An all-time record US trade deficit and a surprising drop in consumer confidence sparked profit-taking on Wall Street today, sending stocks lower despite the week’s bullish economic news from the Federal Reserve.
The selloff was prompted by an unexpected 10-point dive in the University of Michigan’s mid-February consumer sentiment index. Economists had forecast a slight rise.
And before the session began, the Commerce Department reported a 17.1% increase in the trade deficit to 489.4 billion for 2003, far outstripping the previous record of 418 billion set in 2002.
While some investors found the latest data confusing given Fed chairman Alan Greenspan’s optimistic assessment of the economy, the falling prices were also due to the normal spate of investors cashing in profits before the long holiday weekend.
“The consumer confidence and the trade figure was not good news,” said Peter Cardillo, senior vice president and chief market analyst for SW Bach & Co. “But this doesn’t necessarily reverse the bullish sentiment in the market.”
The Dow Jones industrial average dropped 66.22, or 0.6%, to 10,627.85, but finished the week 0.3% higher thanks to Wednesday’s 123-point gain. It was the Dow’s second straight winning week.

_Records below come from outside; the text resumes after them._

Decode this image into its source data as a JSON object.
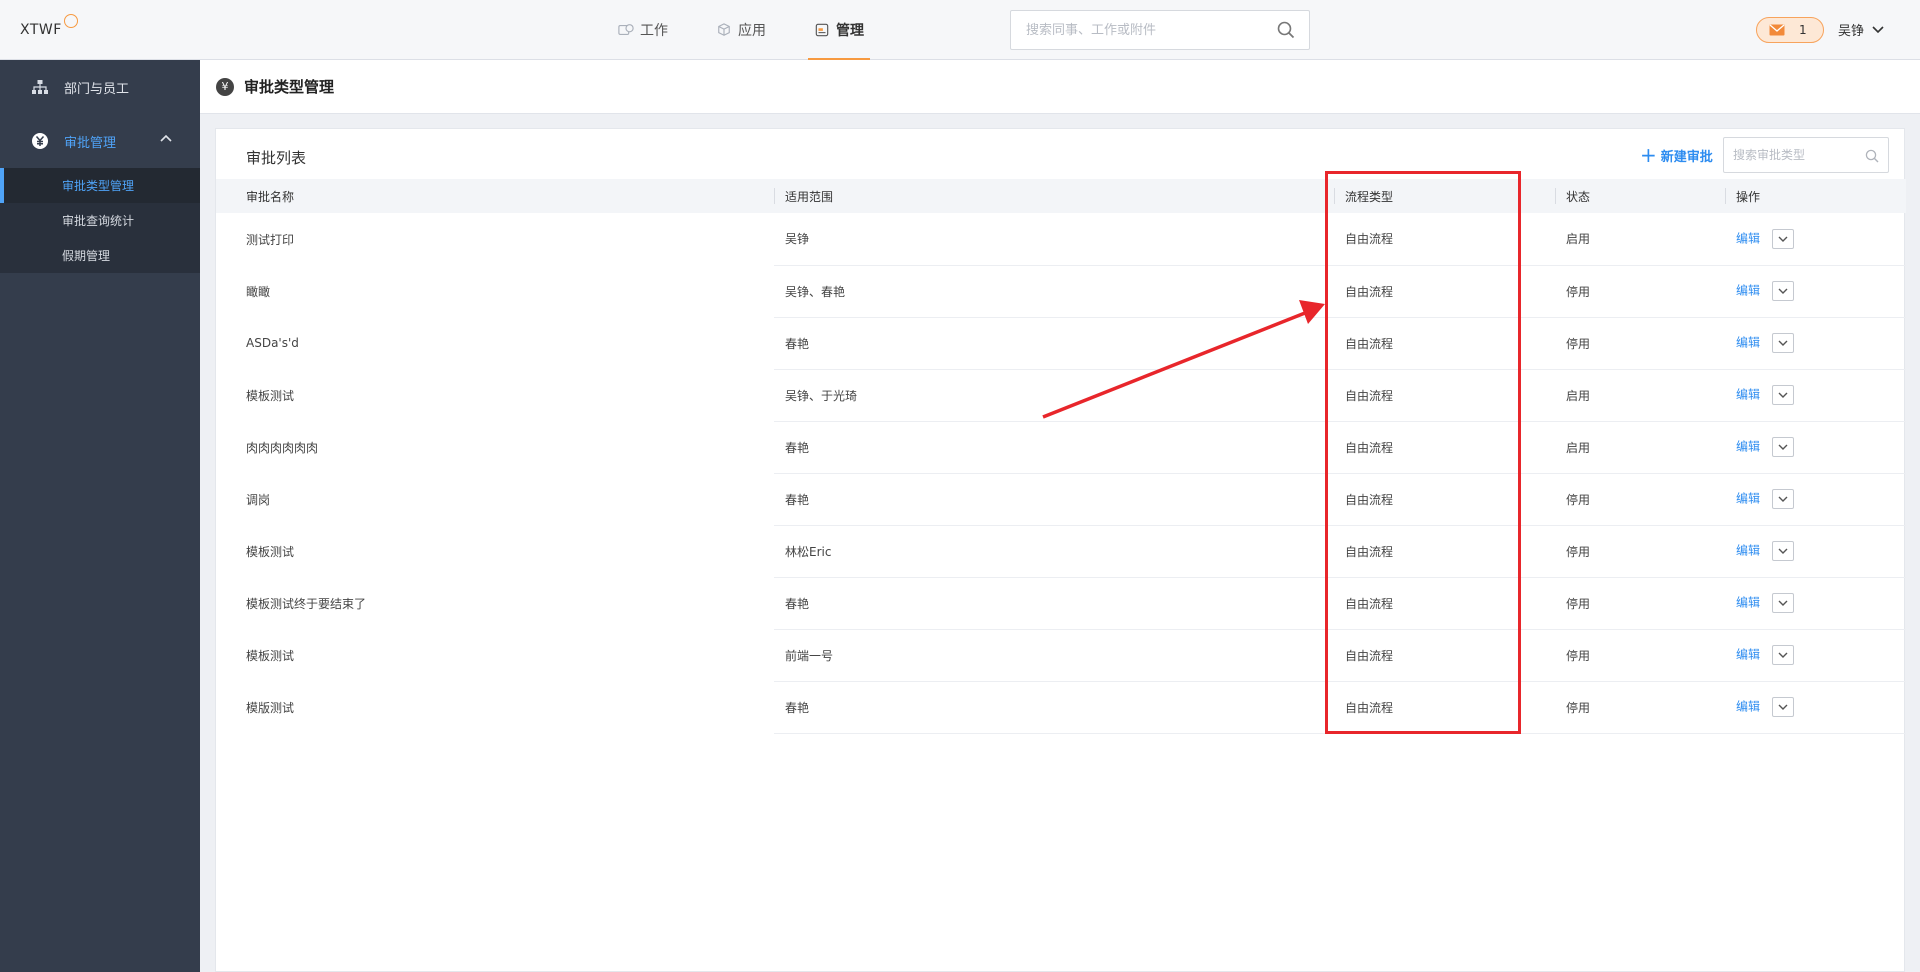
{
  "app": {
    "logo_text": "XTWF"
  },
  "nav": {
    "items": [
      {
        "label": "工作",
        "icon": "work-icon",
        "active": false
      },
      {
        "label": "应用",
        "icon": "apps-cube-icon",
        "active": false
      },
      {
        "label": "管理",
        "icon": "manage-icon",
        "active": true
      }
    ]
  },
  "top_search": {
    "placeholder": "搜索同事、工作或附件",
    "value": ""
  },
  "messages": {
    "count": "1"
  },
  "user": {
    "name": "吴铮"
  },
  "sidebar": {
    "items": [
      {
        "label": "部门与员工",
        "icon": "org-chart-icon"
      },
      {
        "label": "审批管理",
        "icon": "yen-circle-icon",
        "expanded": true
      }
    ],
    "sub_items": [
      {
        "label": "审批类型管理",
        "active": true
      },
      {
        "label": "审批查询统计",
        "active": false
      },
      {
        "label": "假期管理",
        "active": false
      }
    ]
  },
  "page": {
    "title": "审批类型管理"
  },
  "card": {
    "title": "审批列表",
    "new_button_label": "新建审批",
    "search_placeholder": "搜索审批类型"
  },
  "table": {
    "columns": [
      "审批名称",
      "适用范围",
      "流程类型",
      "状态",
      "操作"
    ],
    "edit_label": "编辑",
    "rows": [
      {
        "name": "测试打印",
        "scope": "吴铮",
        "flow": "自由流程",
        "status": "启用"
      },
      {
        "name": "瞰瞰",
        "scope": "吴铮、春艳",
        "flow": "自由流程",
        "status": "停用"
      },
      {
        "name": "ASDa's'd",
        "scope": "春艳",
        "flow": "自由流程",
        "status": "停用"
      },
      {
        "name": "模板测试",
        "scope": "吴铮、于光琦",
        "flow": "自由流程",
        "status": "启用"
      },
      {
        "name": "肉肉肉肉肉肉",
        "scope": "春艳",
        "flow": "自由流程",
        "status": "启用"
      },
      {
        "name": "调岗",
        "scope": "春艳",
        "flow": "自由流程",
        "status": "停用"
      },
      {
        "name": "模板测试",
        "scope": "林松Eric",
        "flow": "自由流程",
        "status": "停用"
      },
      {
        "name": "模板测试终于要结束了",
        "scope": "春艳",
        "flow": "自由流程",
        "status": "停用"
      },
      {
        "name": "模板测试",
        "scope": "前端一号",
        "flow": "自由流程",
        "status": "停用"
      },
      {
        "name": "模版测试",
        "scope": "春艳",
        "flow": "自由流程",
        "status": "停用"
      }
    ]
  },
  "colors": {
    "accent_orange": "#f79a41",
    "link_blue": "#2d8cf0",
    "sidebar_bg": "#343d4c",
    "annotation_red": "#e8262b"
  }
}
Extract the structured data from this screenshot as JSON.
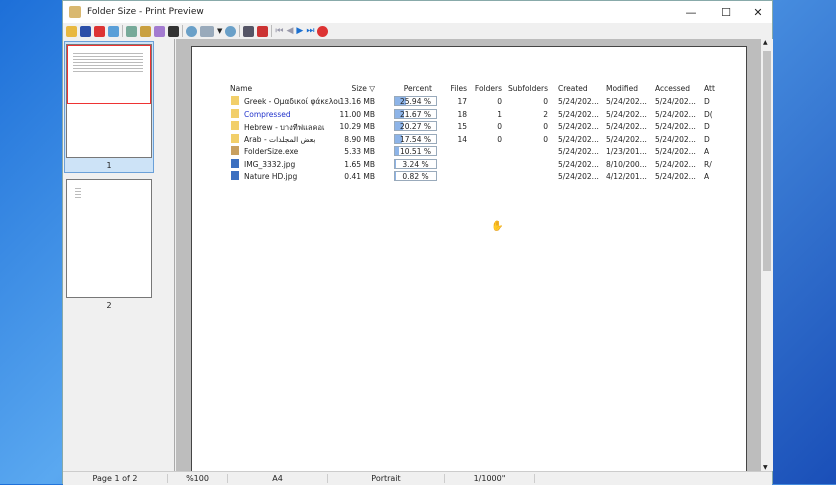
{
  "window": {
    "title": "Folder Size - Print Preview",
    "minimize": "—",
    "maximize": "☐",
    "close": "✕"
  },
  "thumbnails": [
    {
      "label": "1"
    },
    {
      "label": "2"
    }
  ],
  "table": {
    "headers": [
      "Name",
      "Size ▽",
      "Percent",
      "Files",
      "Folders",
      "Subfolders",
      "Created",
      "Modified",
      "Accessed",
      "Att"
    ],
    "rows": [
      {
        "name": "Greek - Ομαδικοί φάκελοι",
        "size": "13.16 MB",
        "percent": "25.94 %",
        "pct": 25.94,
        "files": "17",
        "folders": "0",
        "subfolders": "0",
        "created": "5/24/202...",
        "modified": "5/24/202...",
        "accessed": "5/24/202...",
        "attr": "D",
        "type": "folder"
      },
      {
        "name": "Compressed",
        "size": "11.00 MB",
        "percent": "21.67 %",
        "pct": 21.67,
        "files": "18",
        "folders": "1",
        "subfolders": "2",
        "created": "5/24/202...",
        "modified": "5/24/202...",
        "accessed": "5/24/202...",
        "attr": "D(",
        "type": "folder"
      },
      {
        "name": "Hebrew - บางทีฟแลคอเ",
        "size": "10.29 MB",
        "percent": "20.27 %",
        "pct": 20.27,
        "files": "15",
        "folders": "0",
        "subfolders": "0",
        "created": "5/24/202...",
        "modified": "5/24/202...",
        "accessed": "5/24/202...",
        "attr": "D",
        "type": "folder"
      },
      {
        "name": "Arab - بعض المجلدات",
        "size": "8.90 MB",
        "percent": "17.54 %",
        "pct": 17.54,
        "files": "14",
        "folders": "0",
        "subfolders": "0",
        "created": "5/24/202...",
        "modified": "5/24/202...",
        "accessed": "5/24/202...",
        "attr": "D",
        "type": "folder"
      },
      {
        "name": "FolderSize.exe",
        "size": "5.33 MB",
        "percent": "10.51 %",
        "pct": 10.51,
        "files": "",
        "folders": "",
        "subfolders": "",
        "created": "5/24/202...",
        "modified": "1/23/201...",
        "accessed": "5/24/202...",
        "attr": "A",
        "type": "exe"
      },
      {
        "name": "IMG_3332.jpg",
        "size": "1.65 MB",
        "percent": "3.24 %",
        "pct": 3.24,
        "files": "",
        "folders": "",
        "subfolders": "",
        "created": "5/24/202...",
        "modified": "8/10/200...",
        "accessed": "5/24/202...",
        "attr": "R/",
        "type": "img"
      },
      {
        "name": "Nature HD.jpg",
        "size": "0.41 MB",
        "percent": "0.82 %",
        "pct": 0.82,
        "files": "",
        "folders": "",
        "subfolders": "",
        "created": "5/24/202...",
        "modified": "4/12/201...",
        "accessed": "5/24/202...",
        "attr": "A",
        "type": "img"
      }
    ]
  },
  "status": {
    "page": "Page 1 of 2",
    "zoom": "%100",
    "paper": "A4",
    "orientation": "Portrait",
    "scale": "1/1000\""
  }
}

Broader stock indicators also fell for the day. The Standard & Poor’s 500 index was down 6.30, or 0.6%, at 1,145.81, but managed a second straight weekly advance, rising 0.3%. The Nasdaq composite index fell 20.05, or 1%, to 2,053.56, falling 0.5% for its fourth straight down week.
Despite the trade deficit figure, which was far worse than Wall Street expected, there was good news in the Commerce Department report. US exports totalled 1 trillion, the best showing since 2000 and a 4.6% increase from 2002. That, combined with a generally good week of economic news, shored up prices.
Comcast Corp’s proposed 54 billion hostile takeover of The Walt Disney Co continued to intrigue investors as Disney promised to give the bid full due diligence. Comcast slipped 16 cents to 29.90, while Disney fell 1.08 to 26.92 after two days of strong gains. Microsoft, down 36 cents at 26.59, and Time Warner, down 19 cents at 17.24, have been mentioned as possible white knights for Disney.
Pharmaceutical company Cephalon’s earnings fell sharply from the same quarter last year, when it benefited from a large tax gain. Earnings were in line with analysts’ expectations, and Cephalon shot up 1.84 to 57.20.
Technology stocks were mixed on a pair of bellwether earnings reports. Dell jumped 98 cents to 34.55 after posting earnings that beat estimates by a penny per share and gave a stronger outlook on corporate technology spending. Video microchip maker nVidia fell 22 cents to 23.30 after it beat Wall Street expectations by 3 cents per share.
Declining issues outnumbered advancers by a 2-to-1 ratio on the New York Stock Exchange, where volume came to 1.31 billion shares, compared with 1.46 billion on Thursday.
The Russell 2000 index of smaller companies was down 7.61, or 1.3%, at 585.14.